Ich bin nun wahrlich kein Mensch, der technologiefeindlich ist. Ich bin z.B. sehr dankbar dafür, dass Kompressionstechniken wie MP3 und FLAC es wesentlich einfacher gemacht haben, Musik zu kaufen, was auch dazu geführt hat, dass relativ seltene Sachen und Werke, die lange vergriffen waren, mit deutlich niedrigerem Aufwand erneut verfügbar gemacht werden konnten.

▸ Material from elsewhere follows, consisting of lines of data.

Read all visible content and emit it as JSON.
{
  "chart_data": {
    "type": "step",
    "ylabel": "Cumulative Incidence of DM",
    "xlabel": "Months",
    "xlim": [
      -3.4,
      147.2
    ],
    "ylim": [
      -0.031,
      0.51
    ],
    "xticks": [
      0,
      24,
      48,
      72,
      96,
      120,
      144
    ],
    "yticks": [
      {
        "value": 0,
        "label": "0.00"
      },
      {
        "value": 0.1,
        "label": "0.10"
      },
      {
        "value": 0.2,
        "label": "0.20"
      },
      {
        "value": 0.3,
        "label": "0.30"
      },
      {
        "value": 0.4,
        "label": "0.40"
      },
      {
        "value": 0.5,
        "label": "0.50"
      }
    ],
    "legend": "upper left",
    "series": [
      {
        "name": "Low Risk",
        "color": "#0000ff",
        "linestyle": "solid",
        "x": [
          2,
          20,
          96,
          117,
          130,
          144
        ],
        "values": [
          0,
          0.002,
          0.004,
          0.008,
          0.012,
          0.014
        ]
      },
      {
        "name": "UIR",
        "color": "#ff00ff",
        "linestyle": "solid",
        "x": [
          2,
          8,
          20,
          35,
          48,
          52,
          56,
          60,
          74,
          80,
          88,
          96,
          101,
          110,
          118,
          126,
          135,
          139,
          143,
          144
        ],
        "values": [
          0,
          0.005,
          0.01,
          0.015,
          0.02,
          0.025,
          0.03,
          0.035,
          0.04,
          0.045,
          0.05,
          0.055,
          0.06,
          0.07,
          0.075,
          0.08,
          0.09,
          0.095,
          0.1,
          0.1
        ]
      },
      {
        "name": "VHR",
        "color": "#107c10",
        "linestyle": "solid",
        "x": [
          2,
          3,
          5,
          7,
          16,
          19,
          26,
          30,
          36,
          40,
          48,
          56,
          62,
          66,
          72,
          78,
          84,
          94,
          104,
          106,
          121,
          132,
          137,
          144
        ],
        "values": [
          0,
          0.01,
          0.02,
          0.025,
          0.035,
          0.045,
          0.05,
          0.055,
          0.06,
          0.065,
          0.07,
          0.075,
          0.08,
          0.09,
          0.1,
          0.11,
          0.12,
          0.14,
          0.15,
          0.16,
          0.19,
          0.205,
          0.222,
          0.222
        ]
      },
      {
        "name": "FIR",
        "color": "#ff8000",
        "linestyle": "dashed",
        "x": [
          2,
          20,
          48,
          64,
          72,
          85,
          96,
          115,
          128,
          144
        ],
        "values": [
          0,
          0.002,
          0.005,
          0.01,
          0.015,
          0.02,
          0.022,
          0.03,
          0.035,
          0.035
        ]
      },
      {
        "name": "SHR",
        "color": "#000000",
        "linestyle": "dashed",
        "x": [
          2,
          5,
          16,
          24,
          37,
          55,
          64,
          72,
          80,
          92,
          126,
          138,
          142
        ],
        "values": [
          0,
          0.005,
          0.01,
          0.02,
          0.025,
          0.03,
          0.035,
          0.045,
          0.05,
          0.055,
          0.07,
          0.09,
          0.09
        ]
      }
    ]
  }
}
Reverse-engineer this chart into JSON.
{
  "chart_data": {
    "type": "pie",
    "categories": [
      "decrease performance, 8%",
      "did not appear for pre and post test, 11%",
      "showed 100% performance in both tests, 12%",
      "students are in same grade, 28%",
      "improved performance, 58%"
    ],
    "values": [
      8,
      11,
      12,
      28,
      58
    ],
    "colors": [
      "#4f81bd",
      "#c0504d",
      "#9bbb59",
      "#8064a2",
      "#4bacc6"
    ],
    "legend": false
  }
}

Aber grade die Digitalisierung der Musikindustrie hat uns Konsumenten eine Sache gelehrt: Man sollte nicht jede neue Technologie euphorisch umarmen, sondern dabei genau betrachten, mit welchen Mitteln hier am Ende versucht wird, die Optionen und Rechte der Kunden einzuschränken. Apples ursprüngliches iTunes mit den massiven DRM-Maßnahmen war letztlich eine reine Kundenentrechtungsmaschinerie der Musikindustrie, die nur daran gescheitert ist, dass die Kunden sich einfach so lange geweigert haben, dabei mitzumachen, bis die Industrie bessere Optionen angeboten hat.
Und genau darauf sollten wir als Konsumenten beim Game-Streaming genauso achten. Auch wenn ich hier jetzt irgendwie den Spielverderber mache, sehe ich in diesem Modell derzeit vor allem akute Gefahren für den Konsumenten, weil einem dieses Modell praktisch jedwede Kontrolle, die wir derzeit noch haben, aus den Händen nimmt. Alleine die Art und Weise, wie die ganzen anderen Google-Dienste und damit auch die Influencer in dieses System eingebunden sind, jagt mir kalte Schauer über den Rücken.